Gastroenterology & Hepatology - Juniper Publishers
Abstract
Granular cell tumor arises from Schwann cells. It is common in females than males. It affects the age group from 10 to 50 years of age. It can arise anywhere in the body but commonly involves the oral cavity, skin, and subcutaneous tissue. Granular cell tumor involving the cecum is very rare. Here, we report a case of Granular cell tumor involving the cecum in a 58-year-old male..
Keywords: Granular cell tumor; Cecal tumor; Benign tumor
Abbreviations: GCT: Granular Cell Tumor; EMR: Endoscopic Mucosal Resection; ESD-Endoscopic Submucosal Dissection
Introduction
Granular cell tumor was first described by Russian pathologist Alexei Ivanovich Abrikossoff and is also known as Abrikossoff’s tumor. It arises from Schwann cells based on immunohistochemical studies. It is usually benign with 1 - 2% of the cases being malignant. The common sites of involvement include skin, subcutaneous tissue, and the oral cavity. Granular cell tumor involving the gastrointestinal tract is uncommon. Here, we describe a case of Granular cell tumor involving the cecum [1].
Case Report
A 58-year-old male with no known past medical history underwent a screening colonoscopy. Colonoscopy showed an 8 mm nodule with yellowish discoloration in the cecum (Figure 1). Biopsy (Figure 2 a & b) was done which revealed a Granular cell tumor. Immunohistochemical stains are positive (Figure 2 c & d) for S-100, Calretinin, CD 68 and negative for AE 1/3, CK7, CK20, CD117, SMA, vimentin, and design. Ki-67 labeling index is <1%. PAS stain is positive for tumor cells [2].
CECT chest abdomen and pelvis were done which showed multiple mesenteric lymph nodes largest of which measures up to 7 mm but are within normal limits in size, with no evidence of metastatic disease in the chest, abdomen, and pelvis. The Tumor within the cecum was not visualized [3].
The patient subsequently underwent a right hemicolectomy. Histopathology revealed a Granular cell tumor (0.5x0.3 cm), in the submucosa (Figure 3 a & b) of the cecum. Immunohistochemistry cells positive for CD 68, S-100, negative for calretinin, ki-67 <1%, (Figure 3 c & d) with no muscular propria invasion. Twentyeight reactive lymph nodes were removed and were negative for metastatic carcinoma.
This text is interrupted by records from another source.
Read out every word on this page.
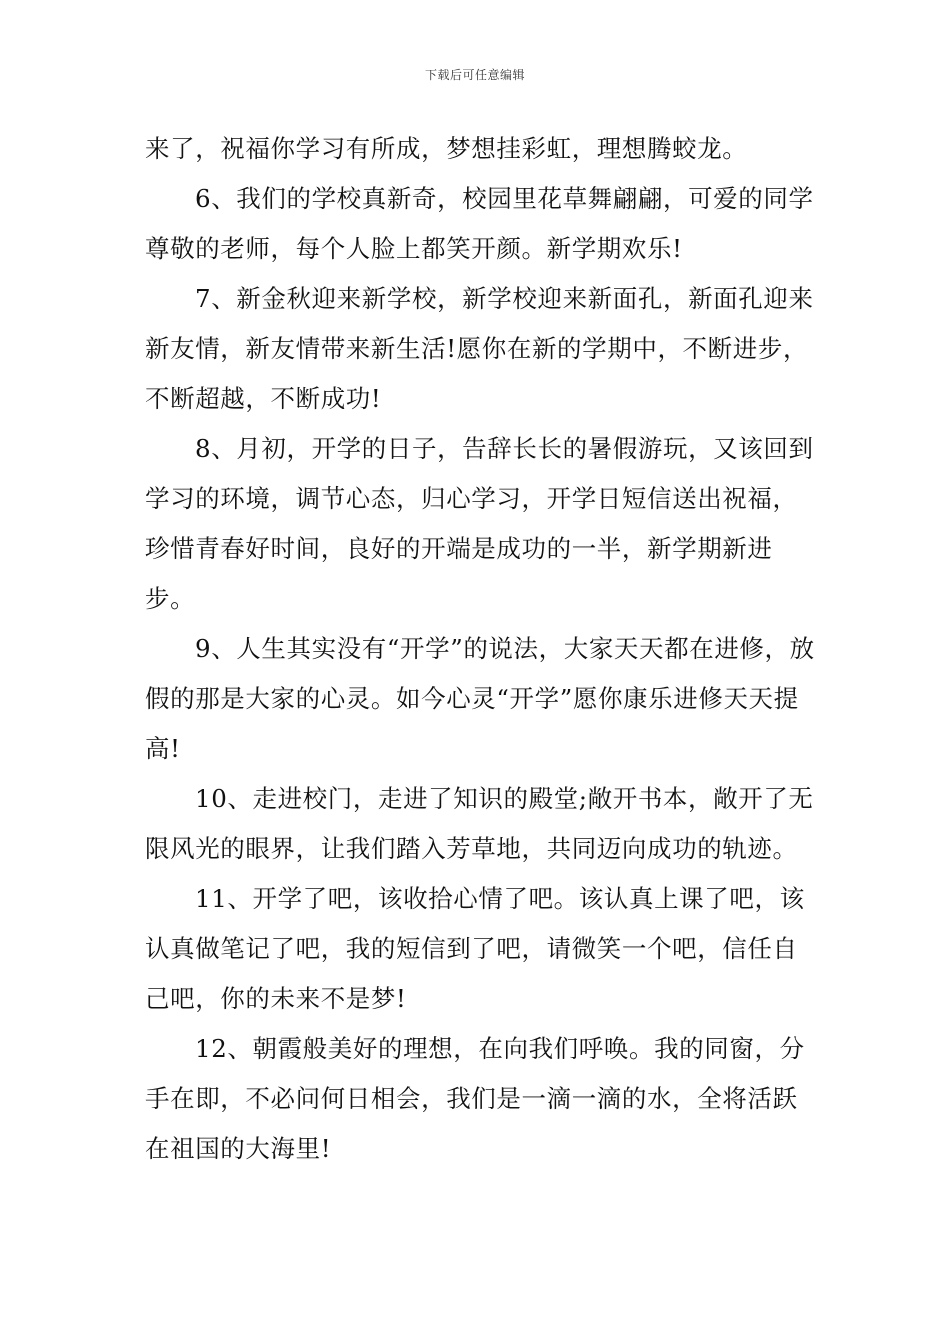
下载后可任意编辑

来了，祝福你学习有所成，梦想挂彩虹，理想腾蛟龙。

6、我们的学校真新奇，校园里花草舞翩翩，可爱的同学尊敬的老师，每个人脸上都笑开颜。新学期欢乐!

7、新金秋迎来新学校，新学校迎来新面孔，新面孔迎来新友情，新友情带来新生活!愿你在新的学期中，不断进步，不断超越，不断成功!

8、月初，开学的日子，告辞长长的暑假游玩，又该回到学习的环境，调节心态，归心学习，开学日短信送出祝福，珍惜青春好时间，良好的开端是成功的一半，新学期新进步。

9、人生其实没有“开学”的说法，大家天天都在进修，放假的那是大家的心灵。如今心灵“开学”愿你康乐进修天天提高!

10、走进校门，走进了知识的殿堂;敞开书本，敞开了无限风光的眼界，让我们踏入芳草地，共同迈向成功的轨迹。

11、开学了吧，该收拾心情了吧。该认真上课了吧，该认真做笔记了吧，我的短信到了吧，请微笑一个吧，信任自己吧，你的未来不是梦!

12、朝霞般美好的理想，在向我们呼唤。我的同窗，分手在即，不必问何日相会，我们是一滴一滴的水，全将活跃在祖国的大海里!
Bilateral small bowel, colonic, and soft tissue margins are free of tumor. The patient was discharged without any complications [4].
Discussion
Granular cell tumor can occur anywhere in the body but rarely involves the Gastrointestinal tract. The common site of involvement in the gastrointestinal tract is the esophagus. Most cases of Granular cell tumors involving the Gastrointestinal tract are found incidentally on endoscopy. It presents as a solitary submucosal mass but can be multifocal as well [5].
Colonic GCTs tend to be asymptomatic and usually follow a benign course. Patients who had discomfort may exhibit larger lesions. However, this association is not strong regarding colonic GCTs. Common symptoms are non-specific, including abdominal discomfort, hematochezia and changes in bowel habits [6].
The microscopic criteria as per Fanburg-Smith et al for Granulosa cell tumors include spindling, necrosis, nuclear pleomorphism, high mitotic activity (2 per 10 high power fields at 200 magnification), high nuclear to cytoplasmic ratio, vesicular nuclei with large nucleoli. Tumors that meet 3 or more of the criteria were classified as malignant(histologically), tumors that meet 1 or 2 criteria were classified as atypical, and tumors that don’t fulfill any of the criteria were classified as benign [7].
Malignant tumors are usually larger than 3-4 cm in size, exhibit rapid growth, and ulcerated. The diagnosis of Granular cell tumors is made by endoscopic biopsy, histology, and immunohistochemistry.
Immunohistochemistry stains are positive for S-100, myelin basic protein, and CD 68. Benign granular cell tumors are usually treated with endoscopic resection.
Since there are no established guidelines for the treatment of colorectal GCT, some physicians recommend performing endoscopic mucosal resection (EMR), endoscopic submucosal dissection (ESD), or polypectomy for tumors less than 2 cm. Follow-up colonoscopies seem appropriate after resection if multiple tumors or risk of malignancy exists.
Conclusion
Granular cell tumors involving the cecum are very rare. Most of the tumors involving the gastrointestinal tract are noted incidentally on endoscopy. Although granular cell tumor is predominantly benign, 1-2% of tumors are malignant. Benign granular tumors are treated by endoscopic resection. Here, we report a rare case of Benign Granular cell tumor involving the Cecum.